This is a summary of a great article in the Washington Times by Tom Mullen. If you don’t really understand Libertarian philosophy on the issue of corporatism, take about 5 minutes and click through to the original article. Otherwise, I have the main points outlines below. If this doesn’t get you thinking about Washington Politics as usual regarding an Obama or Romney administration, I doubt much will. Consider voting for Gary Johnson!

Quotes:

Libertarians are not corporate apologists | Washington Times Communities

    • Libertarians are not corporate apologists
      • Already, the usual fallacies have resurfaced. If you don’t want the government to run education, you must be against education. If you don’t want the government to run healthcare, you must not want people to get healthcare.
        • This misunderstanding is often summed up with comments like, “I’m not sure I’m comfortable with an ‘every man for himself’ society.” This springs from the absurd assumption that human beings never confer benefits upon one another except when forced to do so at gunpoint.
          • One corollary of the “every man for himself” theory is that a libertarian society would “let corporations run wild,” resulting in a small, wealthy elite controlling all of the resources and exercising oligarchical rule over the rest of society. (So do we live in a libertarian society now?)
            • Having created the problem in the first place, the government then proposes to mitigate the effects of the distortion it has caused with heavy regulation. This further distorts the market’s natural balancing mechanisms. Regulations drive up the operating cost of doing business and provide barriers to new firms entering the market. The larger, established players can absorb the costs due to economies of scale. Smaller firms cannot and are kept out of the market by high entry costs, if not more directly by other regulations like permitting or licensing. The effect of regulation is exactly the opposite of its intention. The largest and most powerful corporations are insulated from competition, allowing them to grow even larger, while putting less pressure on them to improve quality or lower price. That’s why most regulations are written by corporate insiders themselves.
              • Libertarian conclusions are inescapable without completely abandoning cause and effect reasoning.
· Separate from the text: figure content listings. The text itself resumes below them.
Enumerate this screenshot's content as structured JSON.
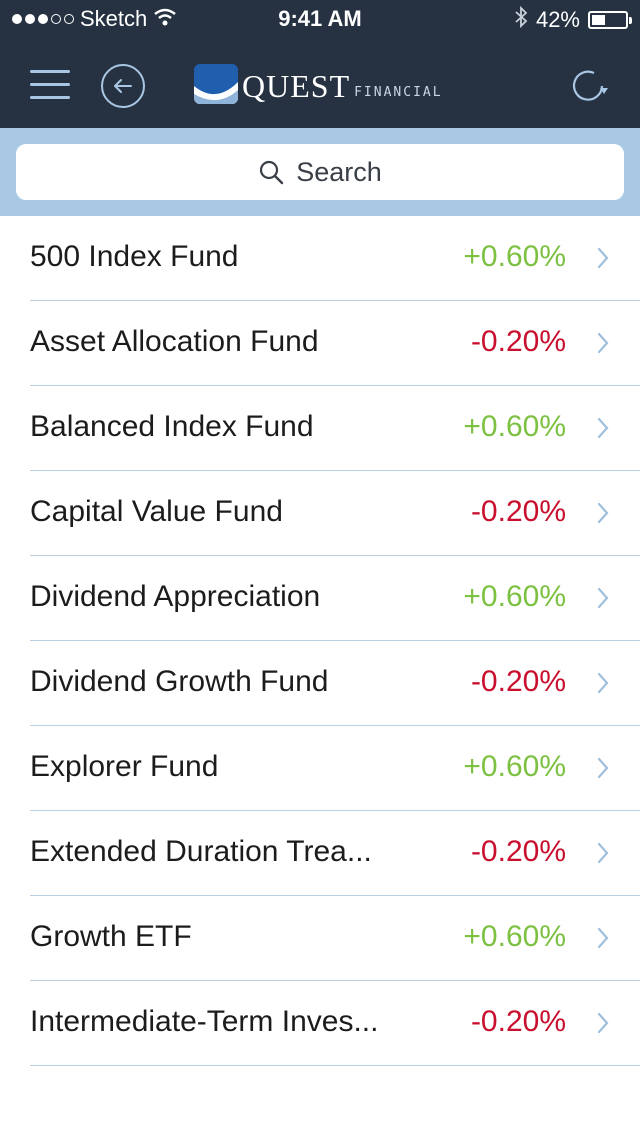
{
  "status": {
    "carrier": "Sketch",
    "time": "9:41 AM",
    "battery_percent_label": "42%",
    "battery_level": 0.42,
    "signal_bars_filled": 3,
    "signal_bars_total": 5
  },
  "header": {
    "brand_name": "QUEST",
    "brand_sub": "FINANCIAL",
    "icons": [
      "menu-icon",
      "back-arrow-icon",
      "refresh-icon"
    ],
    "bg_color": "#263241",
    "accent_color": "#a9c7e4"
  },
  "search": {
    "placeholder": "Search"
  },
  "colors": {
    "positive": "#7dc142",
    "negative": "#c8102e"
  },
  "funds": [
    {
      "name": "500 Index Fund",
      "change": "+0.60%",
      "trend": "up"
    },
    {
      "name": "Asset Allocation Fund",
      "change": "-0.20%",
      "trend": "down"
    },
    {
      "name": "Balanced Index Fund",
      "change": "+0.60%",
      "trend": "up"
    },
    {
      "name": "Capital Value Fund",
      "change": "-0.20%",
      "trend": "down"
    },
    {
      "name": "Dividend Appreciation",
      "change": "+0.60%",
      "trend": "up"
    },
    {
      "name": "Dividend Growth Fund",
      "change": "-0.20%",
      "trend": "down"
    },
    {
      "name": "Explorer Fund",
      "change": "+0.60%",
      "trend": "up"
    },
    {
      "name": "Extended Duration Trea...",
      "change": "-0.20%",
      "trend": "down"
    },
    {
      "name": "Growth ETF",
      "change": "+0.60%",
      "trend": "up"
    },
    {
      "name": "Intermediate-Term Inves...",
      "change": "-0.20%",
      "trend": "down"
    }
  ]
}
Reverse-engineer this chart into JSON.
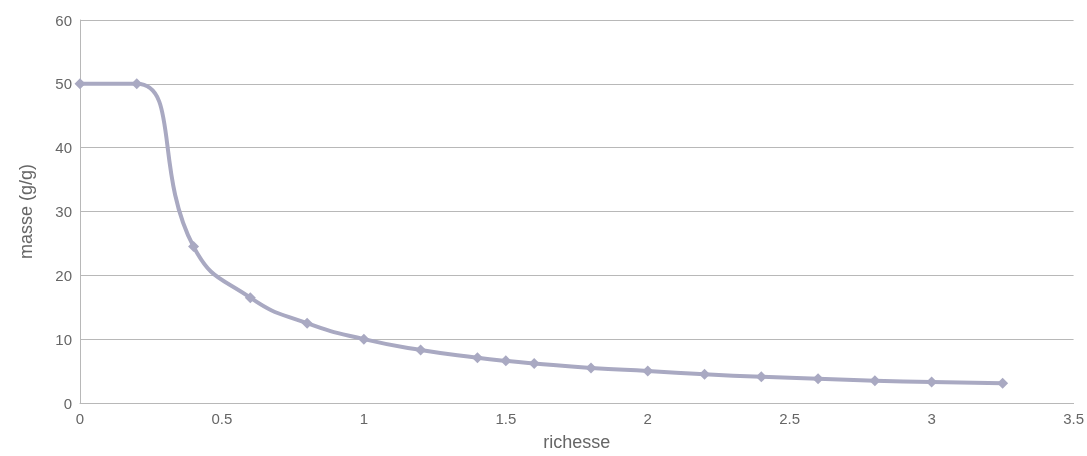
{
  "chart_data": {
    "type": "line",
    "xlabel": "richesse",
    "ylabel": "masse (g/g)",
    "x": [
      0,
      0.2,
      0.4,
      0.6,
      0.8,
      1,
      1.2,
      1.4,
      1.5,
      1.6,
      1.8,
      2,
      2.2,
      2.4,
      2.6,
      2.8,
      3,
      3.25
    ],
    "series": [
      {
        "color": "#a9a9c2",
        "values": [
          50,
          50,
          24.5,
          16.5,
          12.5,
          10,
          8.3,
          7.1,
          6.6,
          6.2,
          5.5,
          5,
          4.5,
          4.1,
          3.8,
          3.5,
          3.3,
          3.1
        ]
      }
    ],
    "xlim": [
      0,
      3.5
    ],
    "xticks": [
      0,
      0.5,
      1,
      1.5,
      2,
      2.5,
      3,
      3.5
    ],
    "ylim": [
      0,
      60
    ],
    "yticks": [
      0,
      10,
      20,
      30,
      40,
      50,
      60
    ],
    "grid": "y",
    "marker": "diamond",
    "line_style": "solid"
  }
}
With risk providing a natural limit to growth and free entry into the market providing significantly more competition, the largest firms must be smaller and competition and choice must increase.
                • A century of progressive governance has produced exactly the results that the progressives purport to oppose: an enormous concentration of wealth in the hands of a small percentage of society and a few large firms dominating every economic sector. We have nothing to lose giving libertarianism a try.